C. Ingangsaarde en uitgangsaarde Deze schakelende voeding is een laagspannings-DC-DC. Als je de uitgangsspanning wilt terugkoppelen naar de primaire van de transformator, moeten de circuits aan beide kanten een gemeenschappelijke referentie-aarde hebben, dus nadat je koper op de aardedraden aan beide kanten hebt gelegd, moeten ze met elkaar worden verbonden om een ​​gemeenschappelijke aarde te vormen. .

5. Controleer

Nadat het bedradingsontwerp is voltooid, is het noodzakelijk om zorgvuldig te controleren of het bedradingsontwerp voldoet aan de door de ontwerper gestelde regels, en tegelijkertijd is het ook noodzakelijk om te bevestigen of de vastgestelde regels voldoen aan de eisen van de printplaatproductie. proces. Controleer in het algemeen de lijn en lijn, lijn en componentpad, lijn. Of de afstanden van doorgaande gaten, componentpads en doorgaande gaten, doorgaande gaten en doorgaande gaten redelijk zijn en of ze voldoen aan de productievereisten. Of de breedte van de voedingslijn en de aardleiding geschikt is, en of er een plek is om de aardleiding op de printplaat te verbreden. Opmerking: Sommige fouten kunnen worden genegeerd. Een deel van de omtrek van sommige connectoren wordt bijvoorbeeld buiten het bordframe geplaatst en er zullen fouten optreden bij het controleren van de afstand; bovendien moet het koper elke keer dat de bedrading en via's worden gewijzigd, opnieuw worden gecoat.

6. Controleer opnieuw volgens de “PCB-checklist”

De inhoud omvat ontwerpregels, laagdefinities, lijndiktes, spatiëring, pads en via-instellingen. Het is ook belangrijk om de rationaliteit van de apparaatindeling, de bedrading van stroom- en aardnetwerken, de bedrading en afscherming van hogesnelheidskloknetwerken en de ontkoppeling, plaatsing en aansluiting van condensatoren, enz. te herzien.

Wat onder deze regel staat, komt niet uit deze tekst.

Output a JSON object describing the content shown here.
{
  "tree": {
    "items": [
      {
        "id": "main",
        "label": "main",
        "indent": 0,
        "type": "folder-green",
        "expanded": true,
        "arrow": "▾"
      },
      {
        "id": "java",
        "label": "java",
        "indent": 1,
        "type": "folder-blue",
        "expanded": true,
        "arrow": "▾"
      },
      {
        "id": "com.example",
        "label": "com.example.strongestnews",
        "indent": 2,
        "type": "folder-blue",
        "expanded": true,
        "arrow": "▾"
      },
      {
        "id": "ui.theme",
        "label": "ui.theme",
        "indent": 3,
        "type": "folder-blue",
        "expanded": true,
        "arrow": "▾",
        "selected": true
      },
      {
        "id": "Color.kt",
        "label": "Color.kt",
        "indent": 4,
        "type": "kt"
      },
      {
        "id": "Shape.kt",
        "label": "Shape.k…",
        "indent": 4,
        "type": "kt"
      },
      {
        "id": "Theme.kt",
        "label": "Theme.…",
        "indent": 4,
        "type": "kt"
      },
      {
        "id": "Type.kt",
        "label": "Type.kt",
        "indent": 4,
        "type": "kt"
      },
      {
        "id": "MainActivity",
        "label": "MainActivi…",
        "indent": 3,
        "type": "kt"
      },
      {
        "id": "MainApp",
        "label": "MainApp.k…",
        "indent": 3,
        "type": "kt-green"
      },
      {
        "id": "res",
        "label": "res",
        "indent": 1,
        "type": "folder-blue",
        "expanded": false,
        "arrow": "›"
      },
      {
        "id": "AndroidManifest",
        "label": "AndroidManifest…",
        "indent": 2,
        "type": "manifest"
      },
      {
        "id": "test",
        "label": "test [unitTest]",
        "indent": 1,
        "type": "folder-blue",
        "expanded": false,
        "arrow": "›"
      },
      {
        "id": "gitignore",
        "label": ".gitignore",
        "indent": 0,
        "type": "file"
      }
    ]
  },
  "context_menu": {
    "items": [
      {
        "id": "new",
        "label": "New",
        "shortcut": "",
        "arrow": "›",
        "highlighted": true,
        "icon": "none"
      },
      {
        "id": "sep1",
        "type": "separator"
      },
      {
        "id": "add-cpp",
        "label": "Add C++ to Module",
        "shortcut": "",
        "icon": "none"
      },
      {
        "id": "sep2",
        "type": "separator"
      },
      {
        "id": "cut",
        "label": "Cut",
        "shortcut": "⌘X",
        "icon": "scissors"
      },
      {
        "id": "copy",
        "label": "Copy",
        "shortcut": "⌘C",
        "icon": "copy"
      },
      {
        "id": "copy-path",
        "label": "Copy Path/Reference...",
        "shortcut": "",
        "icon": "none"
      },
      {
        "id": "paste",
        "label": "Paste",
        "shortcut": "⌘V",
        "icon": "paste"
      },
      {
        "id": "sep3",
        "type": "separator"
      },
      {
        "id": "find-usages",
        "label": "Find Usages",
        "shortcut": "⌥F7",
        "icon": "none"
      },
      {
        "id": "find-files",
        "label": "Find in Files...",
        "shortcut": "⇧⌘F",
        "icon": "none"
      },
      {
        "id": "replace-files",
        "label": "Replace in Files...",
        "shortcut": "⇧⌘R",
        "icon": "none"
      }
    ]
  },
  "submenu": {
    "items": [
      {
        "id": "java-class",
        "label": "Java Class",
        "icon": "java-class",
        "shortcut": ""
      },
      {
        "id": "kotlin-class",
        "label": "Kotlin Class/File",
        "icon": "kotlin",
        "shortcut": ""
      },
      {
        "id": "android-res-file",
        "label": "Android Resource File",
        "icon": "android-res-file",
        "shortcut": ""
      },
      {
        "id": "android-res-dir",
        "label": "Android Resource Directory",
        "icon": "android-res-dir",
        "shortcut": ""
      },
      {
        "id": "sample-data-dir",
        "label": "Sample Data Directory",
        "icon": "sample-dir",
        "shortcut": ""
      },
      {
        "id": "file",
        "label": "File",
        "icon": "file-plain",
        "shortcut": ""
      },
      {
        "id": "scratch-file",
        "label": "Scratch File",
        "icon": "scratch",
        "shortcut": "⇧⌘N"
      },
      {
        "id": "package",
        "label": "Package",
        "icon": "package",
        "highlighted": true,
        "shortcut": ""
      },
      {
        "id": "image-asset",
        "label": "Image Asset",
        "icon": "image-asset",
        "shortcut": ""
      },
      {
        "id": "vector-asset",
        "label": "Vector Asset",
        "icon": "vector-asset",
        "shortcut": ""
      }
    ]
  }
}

7. de zaken die aandacht behoeven bij het ontwerpen en uitvoeren van Gerber-bestanden

A. De lagen die moeten worden uitgevoerd omvatten de bedradingslaag (onderste laag), zeefdruklaag (inclusief bovenste zeefdruk, onderste zeefdruk), soldeermasker (onderste soldeermasker), boorlaag (onderste laag) en een boorbestand (NCDrill )
B. Wanneer u de zeefdruklaag instelt, selecteer dan niet PartType, maar selecteer de bovenste laag (onderste laag) en Omtrek, Tekst, Lijn van de zeefdruklaag. Wanneer u de laag van elke laag instelt, selecteert u Bordomtrek. Wanneer u de zeefdruklaag instelt, selecteer dan niet PartType, maar selecteer Omtrek, Tekst, Lijn.d van de bovenste laag (onderste laag) en zeefdruklaag. Gebruik bij het genereren van boorbestanden de standaardinstellingen van PowerPCB en breng geen wijzigingen aan.